Через несколько часов на его глазах произошло завершение этой “love Story”.
Перед тем, как идти к Асе, Митя забежал в администрацию просмотреть наряды на следующий день. Отперев дверь своим ключом, он быстро пробежался по спискам, сделал пометки, затем выключил свет и собрался было уходить, но уже в дверях вспомнил, что забыл ключ на столе. Он вернулся, присел в кресло директора, нащупал ключи и тут только понял, как устал, – которую ночь подряд он спал всего по два часа…
Наверное, он задремал, а когда очнулся, был в комнате уже не один.
– Заходи, заходи. – услышал он громкий шёпот. – Повезло, дверь забыли запереть… Да шевелись ты!
В дверях спиной к нему, покачиваясь, стоял мужчина и втаскивал кого-то в комнату. Пока Митя соображал, не сон ли это, в комнату ввалилась женщина, ещё более пьяная, чем кавалер. Обнявшись, они рухнули на стоявший около двери диван, и оцепеневший Митя стал невольным свидетелем сцены с цензом «18+». Уйти, не обнаружив себя, он не мог, оставалось вжаться в кресле и ждать.
К счастью, скоро всё закончилось.
– Теперь ты понял? – заплетающимся языком сказала женщина. – Митя по голосу узнал Изабеллу Борисовну, она-таки добилась своего. – Мы созданы друг для друга, милый… Это судьба…
– Заткнись. – ответствовал мужчина. – Вставай-ка, надо тебя отвести, пока никто не увидел.
Сделать это оказалось не так-то просто. После нескольких безуспешных попыток поднять Беллу, мужчина ушёл один, сказав на прощанье любимой:
– Нажралась, жидовская морда! Ну и валяйся тут…
Изабелла Борисовна лежала и бормотала:
– Музыка – это моя стихия… Не уходи, дорогой, я спою тебе «Болеро»…
Она уснула, так и не спев «Болеро». Митя осторожно перешагнул через нее и помчался к Асе.
6.
Несколько ночей подряд Митя ходил к камню и оставался там до тех пор, пока на востоке не начинало светлеть небо. Время пролетало незаметно. Он не спрашивал Асю ни о чём, держал слово, зато о себе рассказал почти всё. Ася умела слушать, но иногда задавала вопросы, которые ставили Митю в тупик. Например, однажды она спросила его, что такое «престижно». Митя рассказывал о своей будущей профессии и произнес это слово. Он объяснил. Ася долго думала, потом сказала:
– Поняла. Это значит, что тебе будут завидовать. Ну и что же тут хорошего?
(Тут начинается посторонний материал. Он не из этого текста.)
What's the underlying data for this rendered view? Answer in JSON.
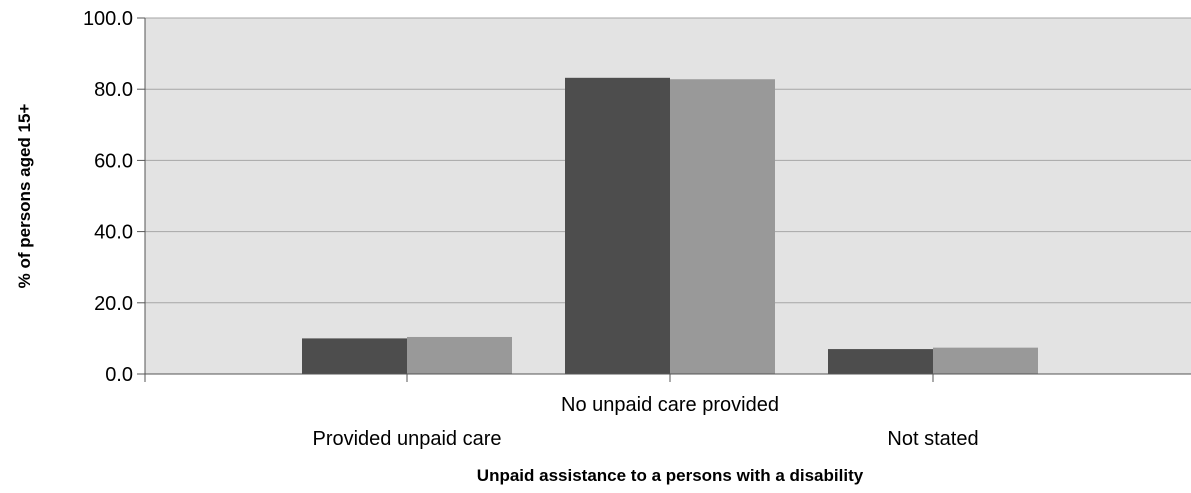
{
  "chart_data": {
    "type": "bar",
    "categories": [
      "Provided unpaid care",
      "No unpaid care provided",
      "Not stated"
    ],
    "series": [
      {
        "values": [
          10.0,
          83.2,
          7.0
        ],
        "color": "#4d4d4d"
      },
      {
        "values": [
          10.4,
          82.8,
          7.4
        ],
        "color": "#999999"
      }
    ],
    "title": "",
    "xlabel": "Unpaid assistance to a persons with a disability",
    "ylabel": "% of persons aged 15+",
    "ylim": [
      0,
      100
    ],
    "yticks": [
      "0.0",
      "20.0",
      "40.0",
      "60.0",
      "80.0",
      "100.0"
    ],
    "grid": true,
    "plot_background": "#e3e3e3",
    "gridline_color": "#a6a6a6"
  }
}
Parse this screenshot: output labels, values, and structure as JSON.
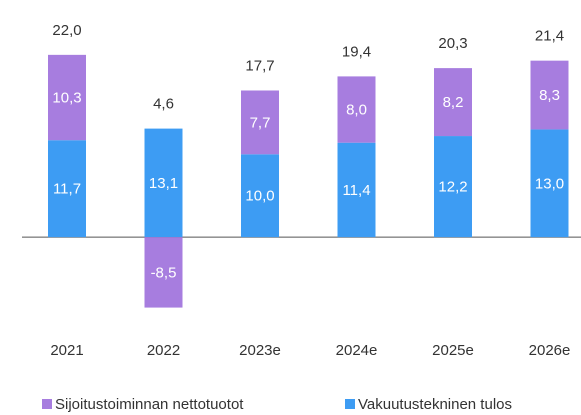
{
  "chart_data": {
    "type": "bar",
    "stacked": true,
    "categories": [
      "2021",
      "2022",
      "2023e",
      "2024e",
      "2025e",
      "2026e"
    ],
    "series": [
      {
        "name": "Vakuutustekninen tulos",
        "color": "#3d9cf3",
        "values": [
          11.7,
          13.1,
          10.0,
          11.4,
          12.2,
          13.0
        ],
        "value_labels": [
          "11,7",
          "13,1",
          "10,0",
          "11,4",
          "12,2",
          "13,0"
        ]
      },
      {
        "name": "Sijoitustoiminnan nettotuotot",
        "color": "#a77ddf",
        "values": [
          10.3,
          -8.5,
          7.7,
          8.0,
          8.2,
          8.3
        ],
        "value_labels": [
          "10,3",
          "-8,5",
          "7,7",
          "8,0",
          "8,2",
          "8,3"
        ]
      }
    ],
    "totals": [
      22.0,
      4.6,
      17.7,
      19.4,
      20.3,
      21.4
    ],
    "total_labels": [
      "22,0",
      "4,6",
      "17,7",
      "19,4",
      "20,3",
      "21,4"
    ],
    "ylim": [
      -10,
      25
    ]
  }
}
Митя не нашёлся что ответить. А когда она спросила: «Так ты, значит, для этого учишься?» – он совсем смутился и перевел разговор на другое.
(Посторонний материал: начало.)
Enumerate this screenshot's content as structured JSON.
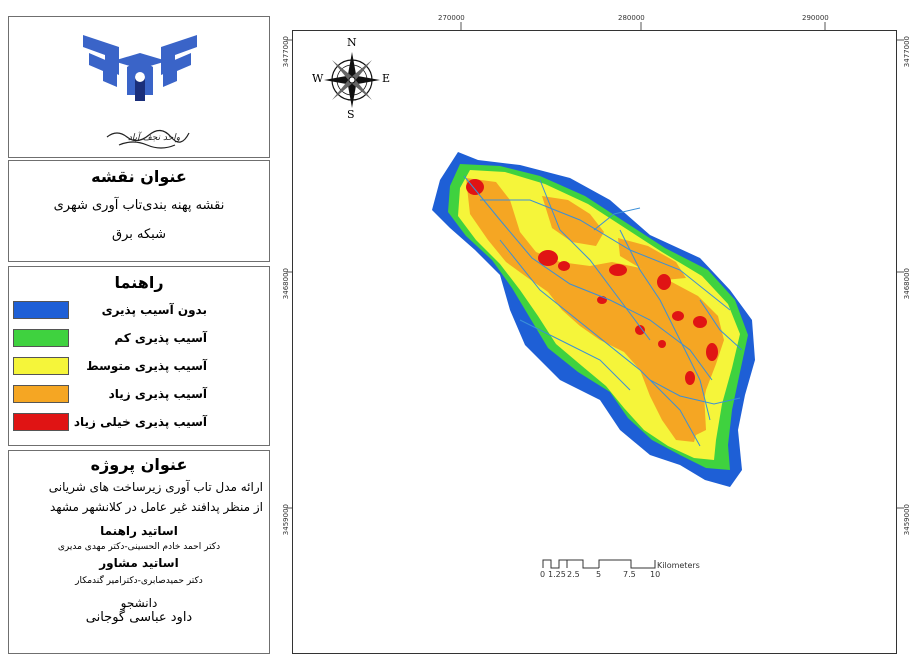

Ася была очень странная девушка. Она почти ничего не знала о телевидении и кино, читала совсем другие книги, чем Митя и большинство его знакомых. Зато прекрасно знала музыку. Она часто рассказывала Мите о композиторах и произведениях, которые ей нравились, а иногда пела. У нее был негромкий, но очень приятный голос. Она не стеснялась петь и делала это с удовольствием, которое придавало пению особое обаяние. О композиторах она говорила, словно они были не люди, а святые. «Они бессмертны! Понимаешь? – говорила она. – Их уже давным-давно нет, а мы их помним и знаем. При жизни их никто не считал великими. Почти все служили богатым, а сами были бедны. Почему же богатых забыли, а их нет? Потому что они умели превращать себя, свои мысли, чувства, лучшее, что в них было, – в музыку. Когда она звучит, они вдруг оживают и разговаривают с нами». Митя слушал её с удивлением и восторгом.
Ася рассказала ему о своем любимце – норвежском композиторе Эдварде Григе, а потом спела ему песню Сольвейг, девушки, которая всю жизнь ждала своего жениха, ушедшего на поиски счастья. Он очень долго искал его, где его только не носило, он и думать забыл о невесте, а она ждала. И дождалась, хотя ослепла от слёз. Когда он вернулся, это был уже другой человек, а она осталась такой же: чистой и любящей, как много лет назад.
И рассказ, и сама песня потрясли Митю. Когда Ася заканчивала песню, он был рад, что в темноте не видно его глаз, потому что он не смог сдержать слёз. Эти непрошенные, неожиданные слёзы испугали его – какой-то другой человек в нём плакал и переживал сентиментальную историю, и Митя ничего не мог с этим поделать.
Ася очень много знала о растениях и животных, но об истории и географии сведения у нее были обрывочны и своеобразны, что же касается техники, тут её неосведомленность была просто поразительна. Выяснилось, что у нее нет телефона, она ни разу не ездила в автомобиле, а о поездах и самолетах имела весьма смутное представление.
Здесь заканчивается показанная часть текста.